I had a clear view of the defense table, where James and his three attorneys scribbled notes. A few rows back from me, two of Cardinal Cooney’s legal henchmen watched the proceedings with apparent disdain.
Up ahead, sitting at the bench between two flags, was Judge Charles Fiore. He was in his fifties, a Boston native, and a Catholic. So far, he had shown no emotion and had maintained order in his court.
On day one, I had listened in openmouthed disbelief as Wallace Brent, a young man with a cherubic face and a crisp, gray suit, told his horrible lies. He testified that when he was a sophomore at Mount St. Joseph high school, Father Aubrey had taken him for long walks in the woods behind the school, where he had fondled and kissed him and told him that he loved him.
He said, “Father Aubrey told me that he would deny it if I ever said anything to anyone. And now, that’s what he’s doing.”
Brent concluded by saying, “I trusted Father Aubrey. I knew what he was doing to me was wrong, but I felt helpless to stop him. My grades crashed, and I flunked out of school. I can’t live with the shame of it anymore. Not a day goes by when I don’t think about what Father Aubrey did to me.”
Brent swung his gaze to the defense table and leveled his charge at James. “Father Aubrey. You ruined me.”
Murmurs swept the courtroom, interrupted by Judge Fiore asking Kyle Richardson if he wished to question the witness.
Richardson stood, gave Brent a cutting stare, and then did his best to discredit him.
Do you always tell the truth, Mr. Brent?
Did Father Aubrey write any notes to you?
Did anyone ever see the two of you together?

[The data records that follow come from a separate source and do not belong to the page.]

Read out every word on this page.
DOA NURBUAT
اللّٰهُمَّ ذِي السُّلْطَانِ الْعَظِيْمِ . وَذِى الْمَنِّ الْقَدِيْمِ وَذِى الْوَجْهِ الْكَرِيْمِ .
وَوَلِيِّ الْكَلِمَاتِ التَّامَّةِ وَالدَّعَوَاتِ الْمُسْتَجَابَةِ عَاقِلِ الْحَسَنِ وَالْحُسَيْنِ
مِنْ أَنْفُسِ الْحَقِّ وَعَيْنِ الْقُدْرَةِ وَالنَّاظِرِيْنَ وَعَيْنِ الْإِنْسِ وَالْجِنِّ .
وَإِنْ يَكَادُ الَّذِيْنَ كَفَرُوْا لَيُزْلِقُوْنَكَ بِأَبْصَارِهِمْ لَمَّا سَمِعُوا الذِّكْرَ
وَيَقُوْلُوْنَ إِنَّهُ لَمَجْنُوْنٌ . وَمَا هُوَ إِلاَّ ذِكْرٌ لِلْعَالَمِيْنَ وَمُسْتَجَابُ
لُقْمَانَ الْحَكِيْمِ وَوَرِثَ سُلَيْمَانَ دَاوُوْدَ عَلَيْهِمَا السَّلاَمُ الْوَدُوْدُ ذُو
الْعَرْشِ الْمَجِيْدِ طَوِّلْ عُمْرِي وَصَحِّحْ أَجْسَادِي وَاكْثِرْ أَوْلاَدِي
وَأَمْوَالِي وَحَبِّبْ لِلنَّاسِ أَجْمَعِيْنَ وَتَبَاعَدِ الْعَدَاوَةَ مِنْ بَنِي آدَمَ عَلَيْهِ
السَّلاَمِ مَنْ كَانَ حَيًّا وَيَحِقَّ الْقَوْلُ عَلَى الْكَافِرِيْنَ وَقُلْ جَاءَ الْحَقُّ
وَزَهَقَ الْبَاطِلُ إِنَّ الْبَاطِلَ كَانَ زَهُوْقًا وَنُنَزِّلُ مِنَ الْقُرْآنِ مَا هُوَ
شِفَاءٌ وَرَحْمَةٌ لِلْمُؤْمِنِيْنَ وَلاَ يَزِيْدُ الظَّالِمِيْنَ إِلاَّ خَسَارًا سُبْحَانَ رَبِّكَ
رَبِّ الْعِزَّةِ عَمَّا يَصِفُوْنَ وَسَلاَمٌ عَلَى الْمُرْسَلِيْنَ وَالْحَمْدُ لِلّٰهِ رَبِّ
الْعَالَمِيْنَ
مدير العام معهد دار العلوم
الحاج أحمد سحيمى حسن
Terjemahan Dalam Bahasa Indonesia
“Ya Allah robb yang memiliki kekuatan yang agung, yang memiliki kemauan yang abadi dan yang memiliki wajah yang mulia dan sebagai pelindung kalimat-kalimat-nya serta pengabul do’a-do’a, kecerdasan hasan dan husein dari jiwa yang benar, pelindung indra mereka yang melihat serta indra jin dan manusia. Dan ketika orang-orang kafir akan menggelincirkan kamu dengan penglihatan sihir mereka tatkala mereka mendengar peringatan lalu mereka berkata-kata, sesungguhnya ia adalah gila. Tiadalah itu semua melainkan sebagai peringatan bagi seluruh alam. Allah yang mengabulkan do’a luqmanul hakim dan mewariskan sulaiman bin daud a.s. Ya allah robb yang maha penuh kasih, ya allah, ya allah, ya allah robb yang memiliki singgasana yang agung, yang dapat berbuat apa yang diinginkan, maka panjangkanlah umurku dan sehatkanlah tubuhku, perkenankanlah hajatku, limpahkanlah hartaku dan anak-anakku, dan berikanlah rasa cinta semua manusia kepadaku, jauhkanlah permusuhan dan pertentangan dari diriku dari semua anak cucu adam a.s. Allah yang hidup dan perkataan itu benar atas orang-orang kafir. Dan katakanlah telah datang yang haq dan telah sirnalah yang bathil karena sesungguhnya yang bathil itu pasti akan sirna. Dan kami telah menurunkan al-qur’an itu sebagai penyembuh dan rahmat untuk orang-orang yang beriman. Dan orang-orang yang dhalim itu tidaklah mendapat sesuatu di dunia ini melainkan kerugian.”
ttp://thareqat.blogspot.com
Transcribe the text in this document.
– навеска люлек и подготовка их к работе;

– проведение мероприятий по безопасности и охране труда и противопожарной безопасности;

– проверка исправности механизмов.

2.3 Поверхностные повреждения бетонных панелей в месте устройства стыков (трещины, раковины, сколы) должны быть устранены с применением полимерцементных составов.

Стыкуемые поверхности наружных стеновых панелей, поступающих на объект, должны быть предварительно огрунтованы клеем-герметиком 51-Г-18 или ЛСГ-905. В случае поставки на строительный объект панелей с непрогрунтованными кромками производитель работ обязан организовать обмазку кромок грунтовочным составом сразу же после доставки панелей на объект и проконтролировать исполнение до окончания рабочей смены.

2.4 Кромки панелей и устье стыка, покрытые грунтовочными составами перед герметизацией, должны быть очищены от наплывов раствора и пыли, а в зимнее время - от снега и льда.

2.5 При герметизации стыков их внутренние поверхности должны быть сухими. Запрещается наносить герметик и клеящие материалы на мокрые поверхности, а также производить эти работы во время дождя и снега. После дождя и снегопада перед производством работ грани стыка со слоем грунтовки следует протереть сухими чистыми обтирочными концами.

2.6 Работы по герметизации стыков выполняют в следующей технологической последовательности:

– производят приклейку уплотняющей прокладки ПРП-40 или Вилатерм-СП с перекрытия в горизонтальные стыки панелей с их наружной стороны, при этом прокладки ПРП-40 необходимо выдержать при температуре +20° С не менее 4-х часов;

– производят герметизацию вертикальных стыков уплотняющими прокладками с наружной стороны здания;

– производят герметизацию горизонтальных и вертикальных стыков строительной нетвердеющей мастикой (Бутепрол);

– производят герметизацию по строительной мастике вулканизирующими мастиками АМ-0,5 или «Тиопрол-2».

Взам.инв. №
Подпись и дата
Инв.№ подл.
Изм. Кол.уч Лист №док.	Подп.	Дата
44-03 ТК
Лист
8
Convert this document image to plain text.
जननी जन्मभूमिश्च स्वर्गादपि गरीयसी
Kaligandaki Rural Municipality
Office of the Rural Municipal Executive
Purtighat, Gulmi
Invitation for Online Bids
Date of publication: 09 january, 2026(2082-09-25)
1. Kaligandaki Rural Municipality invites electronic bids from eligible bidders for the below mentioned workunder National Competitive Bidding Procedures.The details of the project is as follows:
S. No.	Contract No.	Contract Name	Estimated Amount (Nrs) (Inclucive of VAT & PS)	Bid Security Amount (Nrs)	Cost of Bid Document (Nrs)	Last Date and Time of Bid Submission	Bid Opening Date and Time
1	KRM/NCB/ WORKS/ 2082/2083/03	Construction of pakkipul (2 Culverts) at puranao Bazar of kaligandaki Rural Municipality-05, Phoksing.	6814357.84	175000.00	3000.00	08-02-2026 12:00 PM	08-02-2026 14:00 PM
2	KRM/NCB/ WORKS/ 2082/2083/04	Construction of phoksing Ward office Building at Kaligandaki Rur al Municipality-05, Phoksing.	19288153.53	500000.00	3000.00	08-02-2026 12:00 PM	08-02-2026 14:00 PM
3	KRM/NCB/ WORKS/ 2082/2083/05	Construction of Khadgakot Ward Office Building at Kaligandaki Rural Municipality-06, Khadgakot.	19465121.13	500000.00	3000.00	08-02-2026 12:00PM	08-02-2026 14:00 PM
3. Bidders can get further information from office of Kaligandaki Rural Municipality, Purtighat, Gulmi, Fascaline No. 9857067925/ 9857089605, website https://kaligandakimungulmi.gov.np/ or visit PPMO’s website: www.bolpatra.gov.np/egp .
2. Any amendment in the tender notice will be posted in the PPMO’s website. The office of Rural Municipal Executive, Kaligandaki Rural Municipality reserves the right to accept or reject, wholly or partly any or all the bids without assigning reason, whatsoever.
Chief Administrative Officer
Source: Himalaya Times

Did you ever tell anyone about this alleged sexual attention, either at the time or later?
No mention to a friend, a parent, another student, a nurse?
Is there anyone at all who can verify your unsupported accusations against my client?
Richardson was so good, most liars would have folded under his skillful cross. But there was only so much Richardson could do. It was James’s word against Brent’s. And Brent didn’t have to prove what happened. He just needed to convince the jury that he was telling the truth.
If he did that, he stood to cash in, Father Aubrey be damned.